There’s a cultural anxiety that job hopping signals instability to future employers. However, only 34.3% of respondents believe employers view job hoppers as red flags. An identical 34.3% say employers view them as neutral. 

The workers in this survey are running toward better terms, and for 60.6% of them, the moves came with double-digit raises.

Summary

As a result of lower-than-expected raises and missed retention conversations, workers have learned that job hopping often paves the way to significantly higher pay. 

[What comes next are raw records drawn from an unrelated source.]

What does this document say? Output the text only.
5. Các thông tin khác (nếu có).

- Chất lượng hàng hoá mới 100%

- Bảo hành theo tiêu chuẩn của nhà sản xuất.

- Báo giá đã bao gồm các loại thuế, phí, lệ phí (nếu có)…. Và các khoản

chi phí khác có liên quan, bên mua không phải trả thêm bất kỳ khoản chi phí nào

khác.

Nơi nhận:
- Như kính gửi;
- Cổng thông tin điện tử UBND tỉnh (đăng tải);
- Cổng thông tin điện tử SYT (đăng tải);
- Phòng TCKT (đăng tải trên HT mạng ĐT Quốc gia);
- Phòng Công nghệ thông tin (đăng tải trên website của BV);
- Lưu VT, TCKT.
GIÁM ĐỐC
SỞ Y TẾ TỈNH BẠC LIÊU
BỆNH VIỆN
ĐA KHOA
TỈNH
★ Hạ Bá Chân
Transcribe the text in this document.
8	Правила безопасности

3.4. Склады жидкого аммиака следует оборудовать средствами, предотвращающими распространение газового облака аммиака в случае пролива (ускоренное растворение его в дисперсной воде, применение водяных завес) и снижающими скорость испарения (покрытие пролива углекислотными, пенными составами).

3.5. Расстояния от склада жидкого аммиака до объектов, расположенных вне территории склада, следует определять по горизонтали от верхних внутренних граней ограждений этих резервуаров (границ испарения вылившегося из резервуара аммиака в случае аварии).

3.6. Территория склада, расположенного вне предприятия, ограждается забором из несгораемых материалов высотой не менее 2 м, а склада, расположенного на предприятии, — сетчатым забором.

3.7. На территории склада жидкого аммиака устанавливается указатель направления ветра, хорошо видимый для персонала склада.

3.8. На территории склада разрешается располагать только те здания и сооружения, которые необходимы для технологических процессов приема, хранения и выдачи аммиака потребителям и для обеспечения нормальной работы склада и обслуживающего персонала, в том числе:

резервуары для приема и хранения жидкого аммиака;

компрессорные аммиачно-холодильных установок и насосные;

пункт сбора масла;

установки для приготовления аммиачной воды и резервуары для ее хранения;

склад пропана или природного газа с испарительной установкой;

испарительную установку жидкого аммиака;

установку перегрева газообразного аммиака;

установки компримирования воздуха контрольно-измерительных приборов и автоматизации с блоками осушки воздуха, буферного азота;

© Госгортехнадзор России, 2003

The majority of surveyed workers agree that rewarding loyal workers with higher raises would eliminate the increase in job hopping. 

Methodology

To understand how Americans approach job switching, loyalty, and compensation, Patriot Software surveyed 1,000 U.S. adults who have voluntarily switched jobs in the past five years. Respondents who stayed at one employer for five years were screened out to focus the study on active job switchers. Participants answered a series of questions about why they left previous roles, what they earned by switching, what would convince them to stay, and how they view their employers’ compensation and retention practices. Responses were analyzed across demographic groups including job mobility, age, gender, household income, education, and parental status to identify trends and disparities in how different segments of the American workforce experience the modern labor market.